Can I be held liable for a fire that spreads beyond my property?

Last Updated On May 06, 2020

A question a lot of farm owners ask is whether they can be held accountable for fires that spread beyond their property. The next question would normally be under which circumstances they could indeed be held liable.

The National Veld and Forest Fire Act 101 of 1998 (the “Act”) provides some answers to these questions. Section 34 of the Act specifically deals with the liability of a landowner if a fire spreads from his property to another.
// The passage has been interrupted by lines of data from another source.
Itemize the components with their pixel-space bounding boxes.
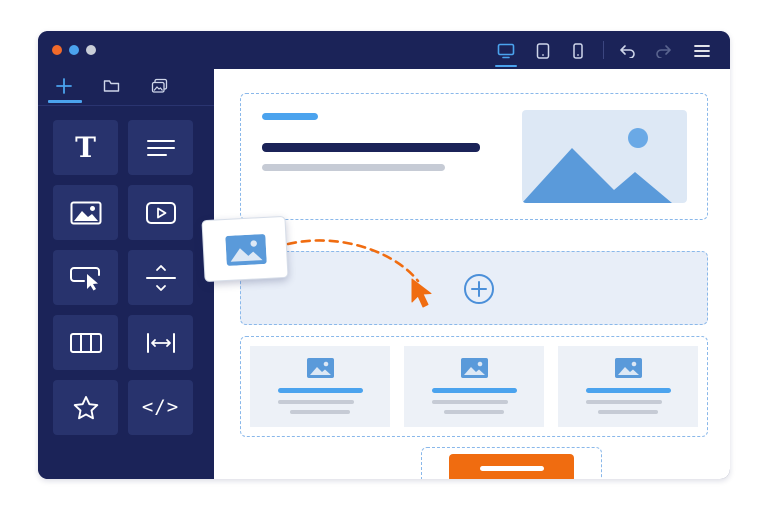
width-arrows-icon — [146, 332, 175, 353]
undo-icon[interactable] — [617, 40, 639, 62]
text-t-icon: T — [75, 130, 96, 164]
cards-section[interactable] — [240, 336, 708, 437]
tool-rating[interactable] — [53, 380, 118, 435]
tool-width[interactable] — [128, 315, 193, 370]
tablet-icon[interactable] — [532, 40, 554, 62]
cta-label-bar — [479, 465, 544, 471]
minimize-dot[interactable] — [69, 45, 79, 55]
page-canvas — [214, 69, 730, 479]
image-icon — [615, 358, 642, 378]
tool-button[interactable] — [53, 250, 118, 305]
tool-image[interactable] — [53, 185, 118, 240]
dragged-image-element[interactable] — [201, 215, 289, 283]
sidebar-divider — [38, 105, 214, 106]
maximize-dot[interactable] — [86, 45, 96, 55]
image-icon — [70, 201, 101, 224]
paragraph-lines-icon — [146, 139, 175, 156]
spacer-icon — [145, 264, 176, 291]
tool-paragraph[interactable] — [128, 120, 193, 175]
active-tab-indicator — [48, 100, 82, 103]
close-dot[interactable] — [52, 45, 62, 55]
hamburger-menu-icon[interactable] — [691, 40, 713, 62]
plus-icon[interactable] — [53, 75, 75, 97]
card-3[interactable] — [558, 346, 698, 427]
active-view-indicator — [495, 65, 517, 67]
card-text-bar — [278, 400, 354, 404]
card-title-bar — [432, 388, 517, 393]
card-2[interactable] — [404, 346, 544, 427]
drop-zone[interactable] — [240, 251, 708, 325]
hero-image[interactable] — [522, 110, 687, 203]
star-icon — [73, 395, 98, 419]
tool-text[interactable]: T — [53, 120, 118, 175]
card-text-bar — [432, 400, 508, 404]
folder-icon[interactable] — [100, 75, 122, 97]
columns-icon — [69, 332, 102, 353]
card-text-bar — [586, 400, 662, 404]
button-cursor-icon — [69, 266, 100, 290]
image-icon — [307, 358, 334, 378]
card-text-bar — [290, 410, 350, 414]
images-icon[interactable] — [148, 75, 170, 97]
hero-section[interactable] — [240, 93, 708, 220]
tool-video[interactable] — [128, 185, 193, 240]
elements-sidebar: T </> — [38, 69, 214, 479]
toolbar-divider — [603, 41, 604, 59]
monitor-icon[interactable] — [495, 40, 517, 62]
phone-icon[interactable] — [567, 40, 589, 62]
code-icon: </> — [141, 396, 180, 418]
tool-columns[interactable] — [53, 315, 118, 370]
title-bar — [38, 31, 730, 69]
video-play-icon — [145, 201, 176, 224]
card-1[interactable] — [250, 346, 390, 427]
tool-code[interactable]: </> — [128, 380, 193, 435]
card-text-bar — [444, 410, 504, 414]
mountain-image-icon — [522, 128, 672, 203]
card-title-bar — [278, 388, 363, 393]
card-title-bar — [586, 388, 671, 393]
hero-eyebrow — [262, 113, 318, 120]
builder-window: T </> — [38, 31, 730, 479]
card-text-bar — [598, 410, 658, 414]
image-icon — [225, 234, 267, 266]
tool-spacer[interactable] — [128, 250, 193, 305]
cta-button[interactable] — [449, 454, 574, 479]
add-circle-icon[interactable] — [463, 273, 495, 305]
hero-heading — [262, 143, 480, 152]
hero-subtext — [262, 164, 445, 171]
image-icon — [461, 358, 488, 378]
redo-icon[interactable] — [652, 40, 674, 62]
Section 34 reads as follows:

(1) If a person who brings civil proceedings proves that he or she suffered loss from a veldfire which-

(a)   the defendant caused; or

(b)   started on or spread from land owned by the defendant, the defendant is presumed to have been negligent in relation to the veldfire until the contrary is proved, unless the defendant is a member of a fire protection association in the area where the fire occurred.

(2) The presumption in subsection (1) does not exempt the plaintiff from the onus of proving that any act or omission by the defendant was wrongful.”
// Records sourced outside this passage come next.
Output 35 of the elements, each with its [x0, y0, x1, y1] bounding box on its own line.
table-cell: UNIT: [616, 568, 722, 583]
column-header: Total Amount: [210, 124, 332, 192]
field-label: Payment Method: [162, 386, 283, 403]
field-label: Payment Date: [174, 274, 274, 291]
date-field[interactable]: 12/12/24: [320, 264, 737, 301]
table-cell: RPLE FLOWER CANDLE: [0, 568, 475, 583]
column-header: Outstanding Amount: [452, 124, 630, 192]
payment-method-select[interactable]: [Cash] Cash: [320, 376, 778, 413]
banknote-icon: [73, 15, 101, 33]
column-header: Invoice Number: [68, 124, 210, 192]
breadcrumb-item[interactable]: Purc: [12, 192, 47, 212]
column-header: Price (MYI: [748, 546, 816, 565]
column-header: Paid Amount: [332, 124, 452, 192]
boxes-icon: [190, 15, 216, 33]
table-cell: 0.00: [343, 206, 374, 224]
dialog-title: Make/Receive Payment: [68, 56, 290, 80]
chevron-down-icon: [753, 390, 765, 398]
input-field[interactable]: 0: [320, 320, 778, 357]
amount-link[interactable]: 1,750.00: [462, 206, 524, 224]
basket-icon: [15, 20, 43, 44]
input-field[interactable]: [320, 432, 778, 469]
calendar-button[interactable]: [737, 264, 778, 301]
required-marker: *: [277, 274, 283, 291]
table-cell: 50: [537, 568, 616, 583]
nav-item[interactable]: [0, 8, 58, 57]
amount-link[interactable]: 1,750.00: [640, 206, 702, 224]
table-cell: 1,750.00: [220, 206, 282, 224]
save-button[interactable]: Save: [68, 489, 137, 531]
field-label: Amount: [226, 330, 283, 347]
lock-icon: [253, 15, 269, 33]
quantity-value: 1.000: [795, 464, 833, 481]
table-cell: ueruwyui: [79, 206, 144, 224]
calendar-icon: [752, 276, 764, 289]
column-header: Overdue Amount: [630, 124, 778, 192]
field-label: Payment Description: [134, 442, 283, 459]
It is clear from the above that there is a presumption of negligence against an owner of a property if a veldfire spreads from his property and he is not part of a local fire protection association.

If the owner is part of a fire protection association, a claim for damages can still be instituted against him or her if it is found that he or she was negligent. Membership to the association does therefore not preclude an owner from claims, but merely abolishes the presumption of negligence against him or her.
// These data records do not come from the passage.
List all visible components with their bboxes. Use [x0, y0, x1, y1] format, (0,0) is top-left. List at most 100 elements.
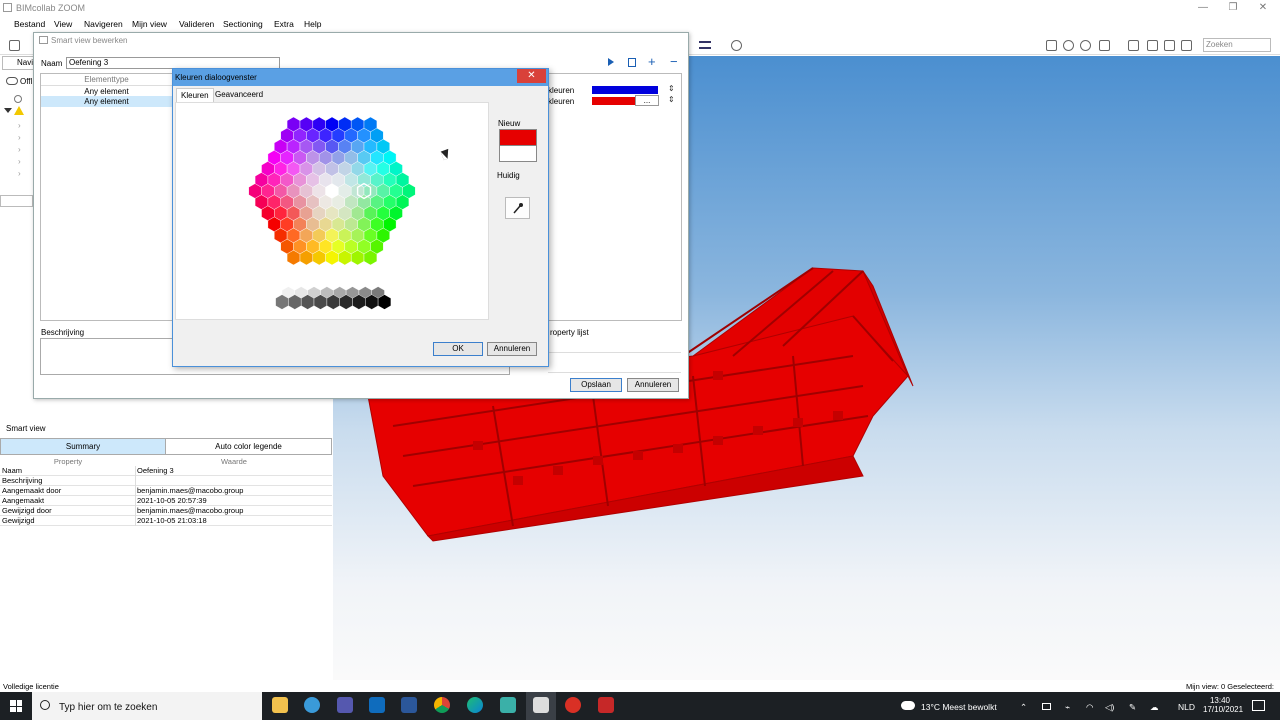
ellipsis-button[interactable]: ... — [635, 95, 659, 106]
menu-bar: Bestand View Navigeren Mijn view Valider… — [0, 17, 1280, 31]
weather-text[interactable]: 13°C Meest bewolkt — [921, 702, 997, 712]
wifi-icon[interactable]: ◠ — [1086, 702, 1093, 713]
table-row[interactable]: Gewijzigd 2021-10-05 21:03:18 — [0, 516, 332, 526]
menu-view[interactable]: View — [54, 19, 72, 29]
tab-summary[interactable]: Summary — [0, 438, 166, 455]
bimcollab-icon[interactable] — [533, 697, 549, 713]
color-bar-red[interactable] — [592, 97, 635, 105]
hide-icon[interactable] — [1147, 40, 1158, 51]
search-icon — [40, 700, 50, 710]
network-icon[interactable]: ⌁ — [1065, 702, 1070, 713]
menu-mijn-view[interactable]: Mijn view — [132, 19, 167, 29]
spinner-icon[interactable]: ⇕ — [668, 84, 675, 93]
toolbar-tool-icon[interactable] — [9, 40, 20, 51]
tree-expand-icon[interactable]: › — [18, 145, 21, 154]
dialog-icon — [39, 36, 48, 44]
table-row[interactable]: Gewijzigd door benjamin.maes@macobo.grou… — [0, 506, 332, 516]
kleuren-annuleren-button[interactable]: Annuleren — [487, 342, 537, 356]
zoom-extents-icon[interactable] — [1046, 40, 1057, 51]
show-icon[interactable] — [1164, 40, 1175, 51]
close-icon[interactable]: ✕ — [517, 69, 546, 83]
app-icon-4[interactable] — [598, 697, 614, 713]
add-icon[interactable]: + — [648, 54, 656, 69]
grid-row-1[interactable]: Any element — [41, 85, 172, 96]
menu-navigeren[interactable]: Navigeren — [84, 19, 123, 29]
tree-filter-box[interactable] — [0, 195, 33, 207]
menu-valideren[interactable]: Valideren — [179, 19, 214, 29]
play-icon[interactable] — [608, 58, 614, 66]
tree-expand-icon[interactable]: › — [18, 121, 21, 130]
menu-help[interactable]: Help — [304, 19, 321, 29]
naam-label: Naam — [41, 59, 63, 68]
edge-icon[interactable] — [467, 697, 483, 713]
chevron-up-icon[interactable]: ⌃ — [1020, 702, 1027, 713]
menu-extra[interactable]: Extra — [274, 19, 294, 29]
teams-icon[interactable] — [337, 697, 353, 713]
file-explorer-icon[interactable] — [272, 697, 288, 713]
property-lijst-dropdown[interactable] — [548, 339, 681, 353]
grid-header-elementtype: Elementtype — [84, 75, 129, 84]
tree-expand-icon[interactable]: › — [18, 169, 21, 178]
list-icon[interactable] — [699, 41, 711, 49]
property-lijst-label: roperty lijst — [550, 328, 589, 337]
table-row[interactable]: Aangemaakt door benjamin.maes@macobo.gro… — [0, 486, 332, 496]
mode-cell-1[interactable]: kleuren — [548, 86, 574, 95]
chrome-icon[interactable] — [434, 697, 450, 713]
battery-icon[interactable] — [1042, 703, 1051, 710]
tab-geavanceerd[interactable]: Geavanceerd — [211, 88, 267, 102]
close-window-button[interactable]: ✕ — [1250, 1, 1276, 14]
search-input[interactable]: Zoeken — [1203, 38, 1271, 52]
eyedropper-icon — [513, 203, 523, 214]
spinner-icon[interactable]: ⇕ — [668, 95, 675, 104]
globe-icon[interactable] — [731, 40, 742, 51]
volume-icon[interactable]: ◁) — [1105, 702, 1114, 713]
zoom-icon[interactable] — [1063, 40, 1074, 51]
app-icon-2[interactable] — [500, 697, 516, 713]
tree-expand-icon[interactable]: › — [18, 157, 21, 166]
rules-grid — [40, 73, 173, 321]
pen-icon[interactable]: ✎ — [1129, 702, 1136, 713]
table-row[interactable]: Aangemaakt 2021-10-05 20:57:39 — [0, 496, 332, 506]
tab-auto-color-legende[interactable]: Auto color legende — [165, 438, 332, 455]
cloud-sync-icon[interactable]: ☁ — [1150, 702, 1159, 713]
table-row[interactable]: Naam Oefening 3 — [0, 466, 332, 476]
notifications-icon[interactable] — [1252, 700, 1265, 711]
grid-row-2[interactable]: Any element — [41, 96, 172, 107]
clock[interactable]: 13:40 17/10/2021 — [1203, 696, 1243, 714]
smart-view-header: Smart view — [6, 424, 46, 433]
beschrijving-label: Beschrijving — [41, 328, 85, 337]
maximize-button[interactable]: ❐ — [1220, 1, 1246, 14]
table-row[interactable]: Beschrijving — [0, 476, 332, 486]
tree-node-icon[interactable] — [14, 95, 22, 103]
tab-kleuren[interactable]: Kleuren — [176, 88, 214, 102]
windows-start-icon[interactable] — [10, 700, 22, 712]
copy-icon[interactable] — [628, 58, 636, 67]
tree-expand-icon[interactable]: › — [18, 133, 21, 142]
menu-sectioning[interactable]: Sectioning — [223, 19, 263, 29]
app-title: BIMcollab ZOOM — [16, 3, 86, 13]
nav-tab[interactable]: Navi — [2, 56, 34, 70]
remove-icon[interactable]: − — [670, 54, 678, 69]
eyedropper-button[interactable] — [505, 197, 530, 219]
section-box-icon[interactable] — [1099, 40, 1110, 51]
mode-cell-2[interactable]: kleuren — [548, 97, 574, 106]
word-icon[interactable] — [401, 697, 417, 713]
minimize-button[interactable]: — — [1190, 1, 1216, 14]
visibility-icon[interactable] — [1181, 40, 1192, 51]
expand-icon[interactable] — [4, 108, 12, 113]
menu-bestand[interactable]: Bestand — [14, 19, 45, 29]
app-icon-3[interactable] — [565, 697, 581, 713]
offline-label: Offl — [20, 77, 33, 86]
app-icon-1[interactable] — [304, 697, 320, 713]
opslaan-button[interactable]: Opslaan — [570, 378, 622, 392]
color-bar-blue[interactable] — [592, 86, 658, 94]
color-wheel[interactable] — [230, 108, 435, 318]
ok-button[interactable]: OK — [433, 342, 483, 356]
language-indicator[interactable]: NLD — [1178, 702, 1195, 712]
property-lijst-dropdown-2[interactable] — [548, 359, 681, 373]
current-color-swatch — [499, 146, 537, 162]
annuleren-button[interactable]: Annuleren — [627, 378, 679, 392]
outlook-icon[interactable] — [369, 697, 385, 713]
zoom-window-icon[interactable] — [1080, 40, 1091, 51]
tree-icon[interactable] — [1128, 40, 1139, 51]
The court in the case of MTO Forestry (Pty) Ltd v Swart NO found that negligence is measured against reasonable steps taken by the owner to prevent fires from spreading.

Section 12 of the Act also provides guidance on what actions would constitute reasonable steps.  This section, amongst others, stipulates that all owners from whose property a veldfire may start or spread must prepare and maintain a firebreak. Failure to do so could constitute negligence and ultimately lead to liability for damages suffered by other parties.

Thus, it is important to advise all farm owners to always try to be part of a local fire protection association as this would automatically refute the statutory presumption of negligence if a claim for damages is instituted against them. They should also always ensure that there is a firebreak between their property and that of their neighbour, as this could play a crucial part in determining whether they are liable for damages occasioned by a veldfire.